The 2022 FIFA World Cup in Qatar is only three days away and the football vibes are at their all-time high at the moment. 32 national football teams have already announced their final squad and are 100% committed to their training sessions and friendly matches prior to the major tournament that will be the first edition in a Middle-East State and during a winter season as well.
Everyone around the world, football fans or not, are more than ready to watch games and catch their favourite players and teams in actions, with many hoping that their beloved team can also make their country proud. Nevertheless, we here would want to briefly tell fans about what would happen in the next FIFA World Cup after its 2022 edition in Qatar, most notably the introduction of its host nations.
Three Countries to Co-Host the 2026 FIFA World Cup
The 2026 FIFA World Cup will be the first edition that is co-hosted by multiple countries since 2002, with the last co-hosted edition being in Korea and Japan two decades ago; The United States of America, Mexico and Canada are the host countries for the next edition, with 16 different cities chosen for their venues (East Rutherford, Philadelphia, Boston, Atlanta, Miami, Houston, Dallas, Kansas City, Seattle, San Francisco / Bay Area (Santa Clara) and Los Angeles in the United States of America, Mexico City, Guadalajara and Monterrey in Mexico as well as Vancouver and Toronto in Canada).
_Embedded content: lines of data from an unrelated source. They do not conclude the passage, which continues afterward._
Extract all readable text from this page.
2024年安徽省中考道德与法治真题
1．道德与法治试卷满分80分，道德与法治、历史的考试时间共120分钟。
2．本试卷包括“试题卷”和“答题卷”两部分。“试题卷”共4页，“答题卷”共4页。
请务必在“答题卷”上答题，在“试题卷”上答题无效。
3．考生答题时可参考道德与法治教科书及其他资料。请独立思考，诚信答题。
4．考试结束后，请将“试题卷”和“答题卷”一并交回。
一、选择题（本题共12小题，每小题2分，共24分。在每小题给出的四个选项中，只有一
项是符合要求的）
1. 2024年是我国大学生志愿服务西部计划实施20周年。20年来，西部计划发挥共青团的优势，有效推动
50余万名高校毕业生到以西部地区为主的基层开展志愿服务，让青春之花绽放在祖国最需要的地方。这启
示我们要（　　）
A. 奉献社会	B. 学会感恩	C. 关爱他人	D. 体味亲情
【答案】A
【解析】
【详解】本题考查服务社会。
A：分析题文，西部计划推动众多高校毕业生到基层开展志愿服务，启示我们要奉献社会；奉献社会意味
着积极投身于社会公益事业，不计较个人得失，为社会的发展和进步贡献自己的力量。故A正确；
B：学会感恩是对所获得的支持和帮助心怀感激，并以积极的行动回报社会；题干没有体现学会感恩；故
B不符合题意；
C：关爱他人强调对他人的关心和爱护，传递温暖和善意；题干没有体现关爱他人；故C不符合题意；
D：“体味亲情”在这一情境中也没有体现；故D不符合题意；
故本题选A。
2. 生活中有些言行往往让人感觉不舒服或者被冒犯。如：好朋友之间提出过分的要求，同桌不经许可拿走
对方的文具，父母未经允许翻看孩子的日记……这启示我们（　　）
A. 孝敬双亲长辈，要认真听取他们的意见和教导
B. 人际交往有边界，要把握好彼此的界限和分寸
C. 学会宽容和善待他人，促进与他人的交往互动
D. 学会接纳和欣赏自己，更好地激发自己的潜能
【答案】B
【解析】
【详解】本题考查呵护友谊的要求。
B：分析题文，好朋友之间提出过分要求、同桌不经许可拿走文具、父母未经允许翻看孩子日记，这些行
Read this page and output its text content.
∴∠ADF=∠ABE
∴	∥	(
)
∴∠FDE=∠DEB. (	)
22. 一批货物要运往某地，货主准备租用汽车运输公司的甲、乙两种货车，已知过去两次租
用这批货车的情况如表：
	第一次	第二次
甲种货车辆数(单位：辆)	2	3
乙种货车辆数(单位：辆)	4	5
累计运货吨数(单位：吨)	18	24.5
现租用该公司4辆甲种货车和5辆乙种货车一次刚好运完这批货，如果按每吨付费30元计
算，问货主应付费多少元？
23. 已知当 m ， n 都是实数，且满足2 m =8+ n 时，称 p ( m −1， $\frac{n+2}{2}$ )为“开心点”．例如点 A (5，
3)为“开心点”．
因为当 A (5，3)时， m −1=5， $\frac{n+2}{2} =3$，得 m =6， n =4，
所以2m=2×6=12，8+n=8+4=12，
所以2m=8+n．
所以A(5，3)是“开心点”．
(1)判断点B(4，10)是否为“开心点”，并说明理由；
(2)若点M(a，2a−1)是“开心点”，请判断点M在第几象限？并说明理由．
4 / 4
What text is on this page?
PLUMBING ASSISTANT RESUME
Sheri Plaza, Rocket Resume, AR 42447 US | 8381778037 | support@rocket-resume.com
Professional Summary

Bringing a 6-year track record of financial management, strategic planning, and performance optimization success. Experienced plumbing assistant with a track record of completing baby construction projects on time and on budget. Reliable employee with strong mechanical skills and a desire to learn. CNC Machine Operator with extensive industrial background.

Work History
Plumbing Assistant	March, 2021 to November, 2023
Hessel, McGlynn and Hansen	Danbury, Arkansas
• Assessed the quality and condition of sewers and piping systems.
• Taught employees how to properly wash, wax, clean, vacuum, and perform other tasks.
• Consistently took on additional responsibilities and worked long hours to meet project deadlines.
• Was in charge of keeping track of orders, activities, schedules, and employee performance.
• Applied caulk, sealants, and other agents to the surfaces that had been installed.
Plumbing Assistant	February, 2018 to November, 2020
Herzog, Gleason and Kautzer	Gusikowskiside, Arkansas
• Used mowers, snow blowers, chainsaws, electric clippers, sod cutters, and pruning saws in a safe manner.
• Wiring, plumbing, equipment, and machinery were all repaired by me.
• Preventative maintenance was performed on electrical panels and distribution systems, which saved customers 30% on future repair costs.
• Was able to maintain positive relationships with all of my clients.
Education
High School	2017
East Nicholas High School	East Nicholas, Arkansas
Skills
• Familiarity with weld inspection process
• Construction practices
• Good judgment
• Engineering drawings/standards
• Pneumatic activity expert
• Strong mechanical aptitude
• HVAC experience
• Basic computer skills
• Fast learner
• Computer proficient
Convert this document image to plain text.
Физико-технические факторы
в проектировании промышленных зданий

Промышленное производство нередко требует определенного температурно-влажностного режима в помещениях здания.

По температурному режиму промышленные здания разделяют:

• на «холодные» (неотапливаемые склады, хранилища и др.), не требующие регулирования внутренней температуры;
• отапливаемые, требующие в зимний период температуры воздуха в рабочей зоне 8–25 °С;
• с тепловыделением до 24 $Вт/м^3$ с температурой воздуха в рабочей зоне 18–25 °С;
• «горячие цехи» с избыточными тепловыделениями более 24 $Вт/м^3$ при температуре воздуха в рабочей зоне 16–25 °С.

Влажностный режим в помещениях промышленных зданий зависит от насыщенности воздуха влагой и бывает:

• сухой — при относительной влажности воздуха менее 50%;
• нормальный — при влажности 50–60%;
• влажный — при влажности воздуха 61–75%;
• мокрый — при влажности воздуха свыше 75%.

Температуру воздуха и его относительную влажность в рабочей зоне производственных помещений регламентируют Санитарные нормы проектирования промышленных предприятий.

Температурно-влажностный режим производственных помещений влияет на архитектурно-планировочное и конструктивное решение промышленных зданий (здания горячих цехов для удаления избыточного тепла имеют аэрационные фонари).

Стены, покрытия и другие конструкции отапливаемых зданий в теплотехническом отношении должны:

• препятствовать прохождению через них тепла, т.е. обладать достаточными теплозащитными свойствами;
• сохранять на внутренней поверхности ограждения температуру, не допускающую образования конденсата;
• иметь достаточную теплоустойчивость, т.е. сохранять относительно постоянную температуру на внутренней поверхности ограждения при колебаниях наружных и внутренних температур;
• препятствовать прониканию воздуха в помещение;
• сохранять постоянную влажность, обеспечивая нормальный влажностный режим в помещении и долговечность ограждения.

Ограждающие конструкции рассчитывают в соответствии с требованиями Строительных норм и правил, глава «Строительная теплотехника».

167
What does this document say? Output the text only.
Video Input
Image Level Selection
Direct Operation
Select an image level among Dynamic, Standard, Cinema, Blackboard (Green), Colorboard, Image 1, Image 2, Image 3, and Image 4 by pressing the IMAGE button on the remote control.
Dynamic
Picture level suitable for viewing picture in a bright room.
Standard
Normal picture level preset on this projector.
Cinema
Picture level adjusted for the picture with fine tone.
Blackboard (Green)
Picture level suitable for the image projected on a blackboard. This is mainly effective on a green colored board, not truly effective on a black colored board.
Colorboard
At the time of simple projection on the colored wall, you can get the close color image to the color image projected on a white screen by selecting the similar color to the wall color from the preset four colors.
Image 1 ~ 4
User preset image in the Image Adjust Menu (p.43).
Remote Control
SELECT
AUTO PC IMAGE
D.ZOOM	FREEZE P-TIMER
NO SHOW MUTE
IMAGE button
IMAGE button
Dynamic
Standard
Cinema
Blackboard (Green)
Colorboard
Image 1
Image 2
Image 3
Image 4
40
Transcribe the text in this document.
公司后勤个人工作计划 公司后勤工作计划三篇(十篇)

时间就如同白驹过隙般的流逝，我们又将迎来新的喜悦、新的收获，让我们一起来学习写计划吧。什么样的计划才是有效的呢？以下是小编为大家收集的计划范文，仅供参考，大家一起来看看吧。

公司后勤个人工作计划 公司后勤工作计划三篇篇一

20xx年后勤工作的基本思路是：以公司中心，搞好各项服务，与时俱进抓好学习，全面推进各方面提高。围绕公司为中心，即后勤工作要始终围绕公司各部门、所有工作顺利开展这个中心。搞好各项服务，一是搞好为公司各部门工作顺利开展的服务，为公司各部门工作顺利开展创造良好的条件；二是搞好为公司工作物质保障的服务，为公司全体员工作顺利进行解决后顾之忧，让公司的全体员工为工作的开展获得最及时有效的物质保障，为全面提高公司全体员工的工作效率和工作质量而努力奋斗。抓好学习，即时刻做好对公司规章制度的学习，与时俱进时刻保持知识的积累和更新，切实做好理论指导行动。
The 2026 edition will be Mexico’s third time hosting the celebrated sporting event, while the United States of America and Canada will be hosting it for the second and first time respectively. Stadiums chosen in the United States of America are venues for NFL games, which aim at accommodating large streams of football fans that will be travelling there through the course of the a-month-long tournament.
48 Teams to Qualify and 80 Games to Be Played at the 2026 FIFA World Cup
Votes back in 2017 have approved the plan of having more than 32 teams in the tournament, and the 2026 FIFA World Cup will be the first to have a pool of 48 teams, and due to the increase of team numbers, a total of 80 games will be played instead of the usual 64 games in the past. As the biggest host nation among the three, the United States of America will hold 60 games in its venues while the remaining matches are equally shared by Mexico and Canada.